The London Wine Fair has always been a place for the unexpected; that little bit of something different and this year that experience worked both ways. Wines of Georgia and Wines of Armenia both had wines made from native Indigenous grape varieties and talking with Rowton Vineyards (who joined the Vineyard Stand on day one) we agreed that whether you like something or whether you don’t there is much pleasure in the experience of the new and the unique. With that in mind it was great to see how many people had visited both the WineGB stand and also the Welsh Wine stand. 
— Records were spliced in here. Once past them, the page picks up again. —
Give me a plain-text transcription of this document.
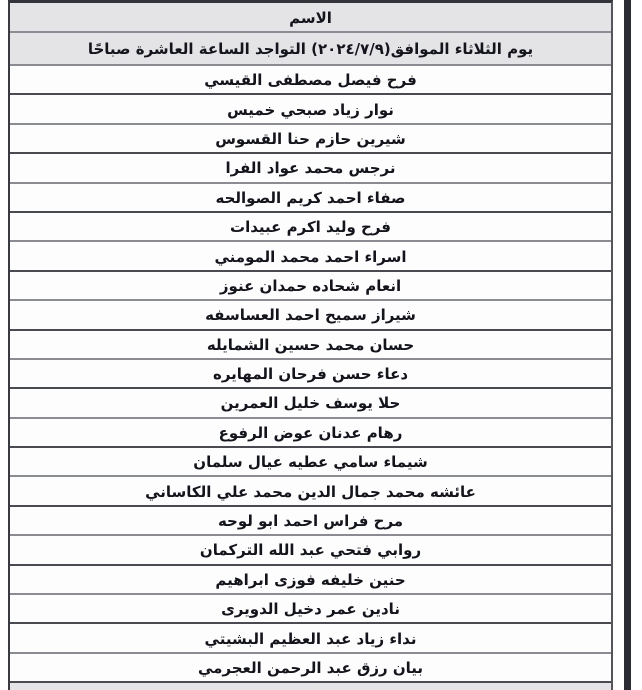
الاسم
يوم الثلاثاء الموافق(٢٠٢٤/٧/٩) التواجد الساعة العاشرة صباحًا
فرح فيصل مصطفى القيسي
نوار زياد صبحي خميس
شيرين حازم حنا القسوس
نرجس محمد عواد الفرا
صفاء احمد كريم الصوالحه
فرح وليد اكرم عبيدات
اسراء احمد محمد المومني
انعام شحاده حمدان عنوز
شيراز سميح احمد العساسفه
حسان محمد حسين الشمايله
دعاء حسن فرحان المهايره
حلا يوسف خليل العمرين
رهام عدنان عوض الرفوع
شيماء سامي عطيه عيال سلمان
عائشه محمد جمال الدين محمد علي الكاساني
مرح فراس احمد ابو لوحه
روابي فتحي عبد الله التركمان
حنين خليفه فوزى ابراهيم
نادين عمر دخيل الدويرى
نداء زياد عبد العظيم البشيتي
بيان رزق عبد الرحمن العجرمي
The Welsh Vineyards had plenty of wines to showcase including an award winning red from White Castle. WineGB had numerous award winning wines available to try and on the Vineyard stand it was a great privilege to be able to show international visitors, who had never experienced English wine, a diverse selection including: Traditional method sparkling wines from Ridgeview, Hidden Spring and Rowton and still whites from Penn Croft (Pinot Blanc & Bacchus), Rowton (Solaris) and Flint (Bacchus) alongside a Charmat method rosé also from Flint Vineyard. 

The show was very successful show for WineGB: “We had a great line up of different wines and producers which really appealed to the trade visitors. We were busy throughout the whole as were the Welsh producers, showing just how much interest there is in the wine industry in Britain today. Great quality visitors this year too,” said Julia Trustram Eve, Head of Marketing at WineGB.

Thank you too all those who came and joined us on our stand and to the team at the London Wine Fair who made the event a great success under what were the most difficult of circumstances.